According to the latest figures from the Centers for Disease Control and Prevention, more than 29 million people in the United States have diabetes – many of them the Type 2 form of the disease. That's where the body doesn't produce enough insulin on its own.
But another 86 million adults have prediabetes, with up to a third at risk of developing Type 2 diabetes within five years.
Now while experts say a change in lifestyle, with a healthier diet and more exercise, would cut that number down, so could an inexpensive, generic prescription drug called metformin - a drug that is currently being used by only 0.7 percent of patients with prediabetes.
Dr. Nicholas Carris, an assistant professor at the University of South Florida College of Pharmacy, recently co-authored a study looking at the cost-effectiveness of the drug in the Journal of the American Pharmacists Association.
(Note: You must be a member to view the full study.
Disclosure: Carris and his fellow authors have no conflicts of interest or financial interests in metformin or any other product or service mentioned in the article.)
Carris recently sat down with WUSF's University Beat to discuss the findings of the study. Here are some highlights:
What does metformin do?
"Metformin is our first-line medication actually to treat Type 2 diabetes and it's been studied also to prevent diabetes. It's a generic medication, it helps lower blood sugar.
"For people with prediabetes, it can also help them lose weight -- just a little bit -- and that was found out in the Diabetes Prevention Program research study, which is what my study is based off of, and so in that study, after a little less than three years, metformin reduced patients' risk for developing Type 2 diabetes by a little over 30 percent."
How cost-effective is metformin?
"There's the direct cost: If you have a prescription from your physician, you can take that prescription, you can pick it up for free at Publix. So the cost to the patient, it can be nothing in that direct sense.
"When you look at the overall cost, yeah, there's the cost of monitoring (kidney function) ... but here's the thing: If you also have hypertension or a long list of other conditions that may be seen with prediabetes, your kidney function -- how well your kidneys are working -- is going to be checked anyway.
"So when you're thinking about picking up a medication, for free, that can prevent diabetes, to me, it's a slam dunk. For people that don't have access to what I like to call 'a high-intensity lifestyle intervention,' and that's a term actually from the American Heart Association, where really making these hard-to-make changes in our lifestyle in terms of diet and exercise, and so, what I'm advocating is for an increased use of metformin to prevent diabetes, but in the right patients."
Who are "the right patients" and how can doctors identify them?
"They're already being identified and what we need to do is take action on them.
"Primarily we want patients under 60, so younger patients will have a better response in terms of (metformin) actually working to prevent diabetes; patients that are significantly overweight (obese with a Body Mass Index over 35); women that have previously had gestational diabetes; and then people that are trying to make those changes in their lifestyle, but they keep moving closer towards those thresholds of being classified in a diabetic range."
Does metformin have side effects?
"There's a little bit of risk potentially for maybe an effect on Vitamin B-12, that's a really minor risk. Metformin's an old drug, it's been used a long time, physicians have a lot of experience with it.
"The one main side effect that we see with metformin is upset stomach, almost GI (gastrointestinal) distress, but the way we get around that, or at least make it as little of an impact as possible, is: Start on a low dose, take it with food, go up on the dose slow, if you have problems with it, we go back down on the dose, and that's why this isn't a medication that you take without a doctor watching over you."
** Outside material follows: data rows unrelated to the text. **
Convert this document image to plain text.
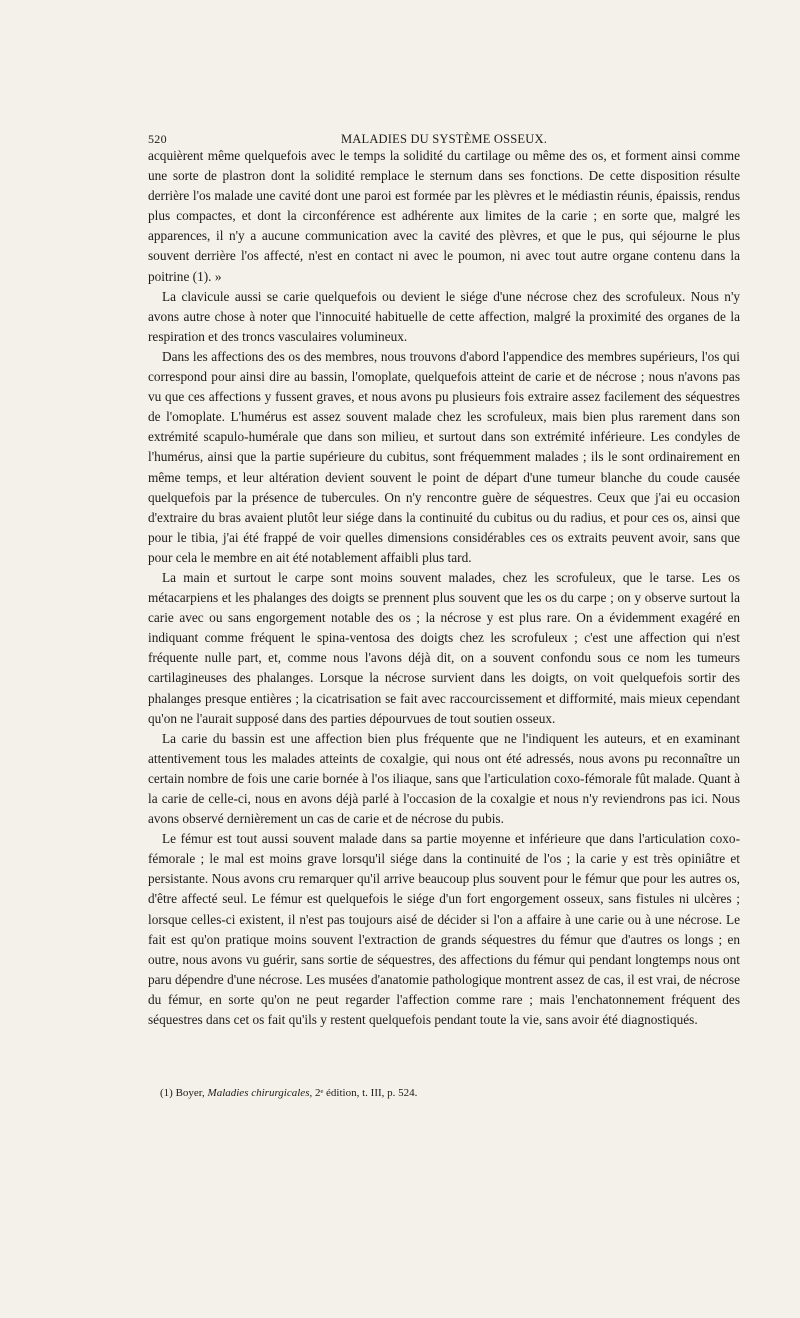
520	MALADIES DU SYSTÈME OSSEUX.

acquièrent même quelquefois avec le temps la solidité du cartilage ou même des os, et forment ainsi comme une sorte de plastron dont la solidité remplace le sternum dans ses fonctions. De cette disposition résulte derrière l'os malade une cavité dont une paroi est formée par les plèvres et le médiastin réunis, épaissis, rendus plus compactes, et dont la circonférence est adhérente aux limites de la carie ; en sorte que, malgré les apparences, il n'y a aucune communication avec la cavité des plèvres, et que le pus, qui séjourne le plus souvent derrière l'os affecté, n'est en contact ni avec le poumon, ni avec tout autre organe contenu dans la poitrine (1). »

La clavicule aussi se carie quelquefois ou devient le siége d'une nécrose chez des scrofuleux. Nous n'y avons autre chose à noter que l'innocuité habituelle de cette affection, malgré la proximité des organes de la respiration et des troncs vasculaires volumineux.

Dans les affections des os des membres, nous trouvons d'abord l'appendice des membres supérieurs, l'os qui correspond pour ainsi dire au bassin, l'omoplate, quelquefois atteint de carie et de nécrose ; nous n'avons pas vu que ces affections y fussent graves, et nous avons pu plusieurs fois extraire assez facilement des séquestres de l'omoplate. L'humérus est assez souvent malade chez les scrofuleux, mais bien plus rarement dans son extrémité scapulo-humérale que dans son milieu, et surtout dans son extrémité inférieure. Les condyles de l'humérus, ainsi que la partie supérieure du cubitus, sont fréquemment malades ; ils le sont ordinairement en même temps, et leur altération devient souvent le point de départ d'une tumeur blanche du coude causée quelquefois par la présence de tubercules. On n'y rencontre guère de séquestres. Ceux que j'ai eu occasion d'extraire du bras avaient plutôt leur siége dans la continuité du cubitus ou du radius, et pour ces os, ainsi que pour le tibia, j'ai été frappé de voir quelles dimensions considérables ces os extraits peuvent avoir, sans que pour cela le membre en ait été notablement affaibli plus tard.

La main et surtout le carpe sont moins souvent malades, chez les scrofuleux, que le tarse. Les os métacarpiens et les phalanges des doigts se prennent plus souvent que les os du carpe ; on y observe surtout la carie avec ou sans engorgement notable des os ; la nécrose y est plus rare. On a évidemment exagéré en indiquant comme fréquent le spina-ventosa des doigts chez les scrofuleux ; c'est une affection qui n'est fréquente nulle part, et, comme nous l'avons déjà dit, on a souvent confondu sous ce nom les tumeurs cartilagineuses des phalanges. Lorsque la nécrose survient dans les doigts, on voit quelquefois sortir des phalanges presque entières ; la cicatrisation se fait avec raccourcissement et difformité, mais mieux cependant qu'on ne l'aurait supposé dans des parties dépourvues de tout soutien osseux.

La carie du bassin est une affection bien plus fréquente que ne l'indiquent les auteurs, et en examinant attentivement tous les malades atteints de coxalgie, qui nous ont été adressés, nous avons pu reconnaître un certain nombre de fois une carie bornée à l'os iliaque, sans que l'articulation coxo-fémorale fût malade. Quant à la carie de celle-ci, nous en avons déjà parlé à l'occasion de la coxalgie et nous n'y reviendrons pas ici. Nous avons observé dernièrement un cas de carie et de nécrose du pubis.

Le fémur est tout aussi souvent malade dans sa partie moyenne et inférieure que dans l'articulation coxo-fémorale ; le mal est moins grave lorsqu'il siége dans la continuité de l'os ; la carie y est très opiniâtre et persistante. Nous avons cru remarquer qu'il arrive beaucoup plus souvent pour le fémur que pour les autres os, d'être affecté seul. Le fémur est quelquefois le siége d'un fort engorgement osseux, sans fistules ni ulcères ; lorsque celles-ci existent, il n'est pas toujours aisé de décider si l'on a affaire à une carie ou à une nécrose. Le fait est qu'on pratique moins souvent l'extraction de grands séquestres du fémur que d'autres os longs ; en outre, nous avons vu guérir, sans sortie de séquestres, des affections du fémur qui pendant longtemps nous ont paru dépendre d'une nécrose. Les musées d'anatomie pathologique montrent assez de cas, il est vrai, de nécrose du fémur, en sorte qu'on ne peut regarder l'affection comme rare ; mais l'enchatonnement fréquent des séquestres dans cet os fait qu'ils y restent quelquefois pendant toute la vie, sans avoir été diagnostiqués.

(1) Boyer, Maladies chirurgicales, 2ᵉ édition, t. III, p. 524.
Why aren't more doctors prescribing metformin and what can be done to change that?
"I think that's where we have a little bit of a disconnect. Some of it is a lack of awareness from primary care providers about what diabetes is ... maybe there needs to be some education to providers in that sense.
"Some of that might be that sometimes there's, in a (doctor's) office visit, a limited amount of time, and maybe there's bigger fish to fry on that given day and that can be a real thing and it's tough to address.
"The next step is to try and find ways to systematically get patients on it without increasing other costs. So we don't need to add any more screening costs, any more testing to the healthcare system because people are already being screened for Type 2 diabetes, we're already following those recommendations, the next step is increasing the action on the results if they're in the prediabetes range.
"And so, protocols, maybe within (the) outpatient system, working with physician groups, maybe protocols working with inpatient groups, particularly patients that already have heart disease, adding diabetes on top of heart disease is really detrimental.
"It's really identifying where can we get this started in a systematic way: Where can we bring people into the fold to where even if they can't do the lifestyle enrichment and even if they don't want to do the metformin, how can we keep checking on them, keep giving them the opportunity to make those changes? Or if they do develop diabetes, then, starting to treat that when it's early."